At present they have 18 seats, the Liberal Democrats seven and the Labour opposition 23.

I can't see the Tories winning any seats in the Liberal Democrat strongholds of Alexandra or Whitehouse in 2006 – until recently they were solid Labour seats and it is that party which is more likely to upset the Lib Dems there.

If the Tories win every seat in every ward where they currently have councillors, that would give them 24 seats on the 48-seat authority – no majority at all, and certainly they would be in no position to press ahead with a radical agenda on that basis.

And of course they couldn't get all those seats until 2007 – and Labour are going to be snapping at their heels in the next couple of years.

The Tories and Liberal Democrats have shown that they can manage the Civic Centre – but don't expect any radical options while they remain in coalition.

I HAD to smile when I saw Labour leader Peter Gardiner complaining that a professional pantomime at the Regent instead of the Co-op Juniors would be too expensive for many families.

I didn't recall that being an argument he raised two years ago when the former Labour administration toyed with the idea of bringing in a professional panto.
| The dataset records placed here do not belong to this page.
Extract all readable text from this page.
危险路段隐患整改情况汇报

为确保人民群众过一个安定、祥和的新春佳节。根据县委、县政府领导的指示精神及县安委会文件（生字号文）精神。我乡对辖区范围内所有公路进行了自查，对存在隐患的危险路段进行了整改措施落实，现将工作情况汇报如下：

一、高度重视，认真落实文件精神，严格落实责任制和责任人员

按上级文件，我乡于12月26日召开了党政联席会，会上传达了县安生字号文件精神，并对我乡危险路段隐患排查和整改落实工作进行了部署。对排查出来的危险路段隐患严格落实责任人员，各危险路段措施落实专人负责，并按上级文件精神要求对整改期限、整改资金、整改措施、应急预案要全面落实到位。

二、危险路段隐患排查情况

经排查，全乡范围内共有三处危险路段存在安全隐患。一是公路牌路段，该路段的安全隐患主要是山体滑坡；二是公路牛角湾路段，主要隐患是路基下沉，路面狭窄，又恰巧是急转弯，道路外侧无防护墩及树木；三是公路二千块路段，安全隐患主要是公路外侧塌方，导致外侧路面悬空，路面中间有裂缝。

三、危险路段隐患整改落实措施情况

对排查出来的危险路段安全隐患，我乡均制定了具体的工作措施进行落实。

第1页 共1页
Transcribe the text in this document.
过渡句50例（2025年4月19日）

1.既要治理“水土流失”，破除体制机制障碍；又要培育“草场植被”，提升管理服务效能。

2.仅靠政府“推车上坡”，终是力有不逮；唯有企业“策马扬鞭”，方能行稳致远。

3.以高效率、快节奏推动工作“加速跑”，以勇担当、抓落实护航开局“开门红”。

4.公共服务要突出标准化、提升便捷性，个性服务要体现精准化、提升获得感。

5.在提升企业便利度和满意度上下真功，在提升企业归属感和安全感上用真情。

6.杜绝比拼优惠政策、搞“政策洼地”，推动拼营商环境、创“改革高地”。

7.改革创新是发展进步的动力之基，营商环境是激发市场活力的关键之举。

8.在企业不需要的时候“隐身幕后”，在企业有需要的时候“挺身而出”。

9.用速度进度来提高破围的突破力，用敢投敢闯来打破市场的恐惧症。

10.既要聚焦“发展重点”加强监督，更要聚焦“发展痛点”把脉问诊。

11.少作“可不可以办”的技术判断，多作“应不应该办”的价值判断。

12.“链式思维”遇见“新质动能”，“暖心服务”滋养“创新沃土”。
The fact is that the audiences for the Juniors have been falling – I know they dispute the figures put out by the council, but the fact is that a few years ago almost all performances were sold out well in advance.

This year there were “buy one, get one free” offers on some tickets – often a clear indication that things aren't going that well.

The Juniors have always put on fine, energetic and colourful shows – and surely will continue to do so in some form in future. But their departure from the Christmas slot doesn't need to be turned into a political issue – it's simply an indication of changing tastes and economic necessity.